The market for talent is vital to encourage and develop talents. It is the presence of the market that allows people to aspire towards being a ‘successful X’ – be it a musician, or a chef, or mathematician. Kids don’t just wake up one day, look at a long path into the forest and say they want to work towards being a cross country runner.

Singapore have been able to nurture and attract talents essentially by drawing proven talents from elsewhere into the market and then celebrating them. The value of doing this can be powerful if resources are poured into directing the nurture of local talents concurrently. Careful thinking about this market and its design is important so that structures can be put in place to ensure this is a virtuous circle. Those identified as talents should be able to support others who are trying to develop themselves. Pay-it-forward type of mentorship should be encouraged.

And those who have benefited personally and individually can pool resources to nurture the next generation. It’s akin to successful lawyers or bankers giving back to their alma mater to start scholarships that support new lawyers and bankers.

Economics that enables change

When Leon Walras set out to made economics a science, he sought to describe the workings of the market using mathematics and even captured the mechanics of its dynamism – the notion that the system is just trying to head towards equilibrium. But the problem with real markets is that the prices never clears the market. Equilibrium is never reached.

If the Walrasian equilibria were reached, there’d be no goods on the shelves of any shops. All the goods would already immediate be in the hands of those who are willing and able to pay for it. And no one would really have the opportunity to master any jobs or pick up any skills reliably because they’ll always be switching jobs and jumping back and forth different production curves in order to optimise the market. Time was a missing ingredient in those equations of economics.

So the equilibria-seeking economics was useful as a way to describe and think about markets to some extent. But for the problems we are dealing with today, we need a new set of economics and approaches that enables us to move the world forward.

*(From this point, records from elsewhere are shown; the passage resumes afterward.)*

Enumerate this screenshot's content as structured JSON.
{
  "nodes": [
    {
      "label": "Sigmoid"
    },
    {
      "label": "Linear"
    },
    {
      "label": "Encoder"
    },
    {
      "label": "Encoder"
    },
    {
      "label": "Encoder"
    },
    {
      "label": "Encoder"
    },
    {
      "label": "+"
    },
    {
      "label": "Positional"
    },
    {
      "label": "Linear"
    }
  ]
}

This is already available as part of development economics and the new institutional economics – we’ve had decades of experiences thinking about laws, competition, market organisations and design in order to guide ourselves all towards the outcomes that can improve the world. It’s probably time for the basic foundations of economics to be about incentives and behaviours rather than demand and supply.

Bureacracy solution

Did you know that bureaucracy is a solution to disorganisation and disorder? Hierarchy introduced some degree of check and balance that enable things to move in an orderly fashion where discretion at various levels would have created sheer chaos. Industrialism is built on finding good-enough practices to be put into a standard operating procedure and with simple enough indicator for the average person to check if instructions were being followed and things were moving normally.

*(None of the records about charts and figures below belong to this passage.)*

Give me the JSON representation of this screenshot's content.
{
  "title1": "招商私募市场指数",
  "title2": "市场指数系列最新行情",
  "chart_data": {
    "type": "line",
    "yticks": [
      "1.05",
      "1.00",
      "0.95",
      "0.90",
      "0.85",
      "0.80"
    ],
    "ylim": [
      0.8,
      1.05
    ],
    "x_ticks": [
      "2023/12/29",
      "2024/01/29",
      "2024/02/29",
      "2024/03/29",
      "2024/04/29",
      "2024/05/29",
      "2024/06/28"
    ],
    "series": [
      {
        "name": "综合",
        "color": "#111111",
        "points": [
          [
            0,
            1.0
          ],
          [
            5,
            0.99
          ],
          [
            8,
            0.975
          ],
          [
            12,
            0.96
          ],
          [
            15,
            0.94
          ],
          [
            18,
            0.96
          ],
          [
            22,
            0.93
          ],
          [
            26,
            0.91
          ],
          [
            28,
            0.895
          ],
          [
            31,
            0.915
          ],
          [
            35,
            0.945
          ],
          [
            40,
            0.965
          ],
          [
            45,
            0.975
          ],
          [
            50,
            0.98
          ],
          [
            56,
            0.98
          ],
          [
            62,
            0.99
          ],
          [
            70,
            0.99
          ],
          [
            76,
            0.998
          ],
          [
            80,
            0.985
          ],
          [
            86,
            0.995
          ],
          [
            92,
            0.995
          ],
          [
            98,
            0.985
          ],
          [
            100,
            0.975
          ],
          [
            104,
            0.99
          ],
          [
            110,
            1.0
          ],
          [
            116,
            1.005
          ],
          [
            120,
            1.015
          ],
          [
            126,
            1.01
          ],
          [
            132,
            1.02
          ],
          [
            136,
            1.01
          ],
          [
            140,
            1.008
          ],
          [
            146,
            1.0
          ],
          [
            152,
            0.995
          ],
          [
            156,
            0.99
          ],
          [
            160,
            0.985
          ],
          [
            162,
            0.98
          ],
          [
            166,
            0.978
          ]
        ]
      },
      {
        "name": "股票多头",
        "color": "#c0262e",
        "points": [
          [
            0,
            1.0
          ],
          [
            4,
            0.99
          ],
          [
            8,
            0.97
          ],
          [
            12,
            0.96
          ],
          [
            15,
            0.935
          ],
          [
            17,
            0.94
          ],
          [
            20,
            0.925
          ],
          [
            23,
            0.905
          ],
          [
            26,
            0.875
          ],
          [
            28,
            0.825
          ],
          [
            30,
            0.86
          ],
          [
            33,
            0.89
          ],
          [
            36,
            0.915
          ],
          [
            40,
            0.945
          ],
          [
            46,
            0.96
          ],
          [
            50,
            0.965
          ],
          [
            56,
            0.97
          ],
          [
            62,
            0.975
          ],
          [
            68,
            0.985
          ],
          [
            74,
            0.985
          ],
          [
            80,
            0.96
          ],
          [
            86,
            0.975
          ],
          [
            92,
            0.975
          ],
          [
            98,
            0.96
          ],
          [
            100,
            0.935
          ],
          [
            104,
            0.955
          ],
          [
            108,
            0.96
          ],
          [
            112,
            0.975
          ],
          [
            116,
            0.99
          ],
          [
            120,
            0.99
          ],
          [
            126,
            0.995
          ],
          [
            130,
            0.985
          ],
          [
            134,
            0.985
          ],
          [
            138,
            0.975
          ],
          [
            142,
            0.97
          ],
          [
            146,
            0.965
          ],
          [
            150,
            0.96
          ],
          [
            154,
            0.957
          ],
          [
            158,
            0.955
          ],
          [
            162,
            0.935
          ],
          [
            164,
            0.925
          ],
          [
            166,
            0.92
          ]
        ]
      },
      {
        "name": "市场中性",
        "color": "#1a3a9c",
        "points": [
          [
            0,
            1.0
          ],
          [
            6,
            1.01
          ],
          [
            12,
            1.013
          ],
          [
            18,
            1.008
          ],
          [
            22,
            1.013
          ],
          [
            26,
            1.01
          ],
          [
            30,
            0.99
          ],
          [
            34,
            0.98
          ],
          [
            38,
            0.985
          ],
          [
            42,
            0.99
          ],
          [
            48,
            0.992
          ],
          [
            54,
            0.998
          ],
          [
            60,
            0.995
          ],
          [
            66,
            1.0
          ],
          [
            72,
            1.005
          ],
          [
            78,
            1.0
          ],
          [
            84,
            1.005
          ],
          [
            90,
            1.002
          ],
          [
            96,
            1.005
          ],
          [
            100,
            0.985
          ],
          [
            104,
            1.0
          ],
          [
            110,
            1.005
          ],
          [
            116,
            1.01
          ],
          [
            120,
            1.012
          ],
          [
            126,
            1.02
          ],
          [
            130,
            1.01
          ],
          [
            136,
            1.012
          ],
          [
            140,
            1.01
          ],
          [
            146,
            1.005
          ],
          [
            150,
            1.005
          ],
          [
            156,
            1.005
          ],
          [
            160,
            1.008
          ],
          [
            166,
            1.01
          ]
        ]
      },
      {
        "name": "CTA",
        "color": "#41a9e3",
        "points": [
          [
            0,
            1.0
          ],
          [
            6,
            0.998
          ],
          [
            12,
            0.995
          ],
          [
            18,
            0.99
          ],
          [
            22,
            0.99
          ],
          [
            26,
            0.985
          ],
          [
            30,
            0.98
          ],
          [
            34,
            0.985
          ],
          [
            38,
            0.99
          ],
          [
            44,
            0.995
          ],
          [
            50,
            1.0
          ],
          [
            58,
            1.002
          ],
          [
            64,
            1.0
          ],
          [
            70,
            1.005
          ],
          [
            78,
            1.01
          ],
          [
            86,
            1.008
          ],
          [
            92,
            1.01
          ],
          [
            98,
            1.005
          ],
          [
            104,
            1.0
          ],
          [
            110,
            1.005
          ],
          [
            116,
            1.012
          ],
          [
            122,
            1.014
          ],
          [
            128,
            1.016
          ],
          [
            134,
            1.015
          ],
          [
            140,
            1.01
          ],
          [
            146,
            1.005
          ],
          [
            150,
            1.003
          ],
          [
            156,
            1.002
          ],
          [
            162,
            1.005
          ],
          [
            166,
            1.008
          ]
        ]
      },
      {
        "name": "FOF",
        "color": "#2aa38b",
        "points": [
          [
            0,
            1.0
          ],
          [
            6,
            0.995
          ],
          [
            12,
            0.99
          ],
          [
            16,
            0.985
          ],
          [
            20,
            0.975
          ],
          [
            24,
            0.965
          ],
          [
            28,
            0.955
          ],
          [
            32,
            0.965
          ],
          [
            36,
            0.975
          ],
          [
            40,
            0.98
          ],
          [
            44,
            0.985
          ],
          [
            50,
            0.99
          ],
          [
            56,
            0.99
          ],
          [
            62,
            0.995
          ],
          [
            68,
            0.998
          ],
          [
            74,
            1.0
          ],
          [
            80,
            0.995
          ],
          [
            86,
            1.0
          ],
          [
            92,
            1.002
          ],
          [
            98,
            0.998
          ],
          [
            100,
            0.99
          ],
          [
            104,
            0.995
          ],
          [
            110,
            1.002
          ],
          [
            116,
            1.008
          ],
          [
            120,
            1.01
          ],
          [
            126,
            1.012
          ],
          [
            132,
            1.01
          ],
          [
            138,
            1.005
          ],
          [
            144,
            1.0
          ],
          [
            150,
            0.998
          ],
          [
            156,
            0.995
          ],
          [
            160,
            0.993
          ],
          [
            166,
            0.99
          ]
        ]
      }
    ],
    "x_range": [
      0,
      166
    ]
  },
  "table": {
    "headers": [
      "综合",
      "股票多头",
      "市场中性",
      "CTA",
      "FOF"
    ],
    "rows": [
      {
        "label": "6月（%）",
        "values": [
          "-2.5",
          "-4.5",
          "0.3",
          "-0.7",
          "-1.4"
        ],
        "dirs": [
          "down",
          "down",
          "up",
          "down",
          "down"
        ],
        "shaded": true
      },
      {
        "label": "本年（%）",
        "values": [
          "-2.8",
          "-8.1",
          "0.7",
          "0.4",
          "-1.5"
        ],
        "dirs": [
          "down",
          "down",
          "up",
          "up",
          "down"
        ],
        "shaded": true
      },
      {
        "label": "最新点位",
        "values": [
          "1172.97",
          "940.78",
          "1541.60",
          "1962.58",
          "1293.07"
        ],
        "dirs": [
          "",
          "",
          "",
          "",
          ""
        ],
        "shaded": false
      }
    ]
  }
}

Bureaucracies were not built to retain or use talents – they were built to ensure continued, smooth operations and to maintain status quo. They worked in a world which changed slowly. And they created broad based benefits as it enabled the average person to get a good job, progress through the ranks and be considered to have done well in life.

So not all bureaucracies are bad or made to cause trouble. The difficulty comes when there’s a need to change. As the system is built to hang on to status quo, it becomes hard to change or shift with new needs. And then it becomes strained. Not only so, in order to meet changing needs, additional work-around and often more bureaucracies were created.

The future we want to step into is not one that’s void of bureaucracies but one where breathing spaces are built into bureaucracy to enable changes and where the rationale of rules must hold within the new context or those rules can be ignored. After all, it is often more important to understand contexts than to understand rules.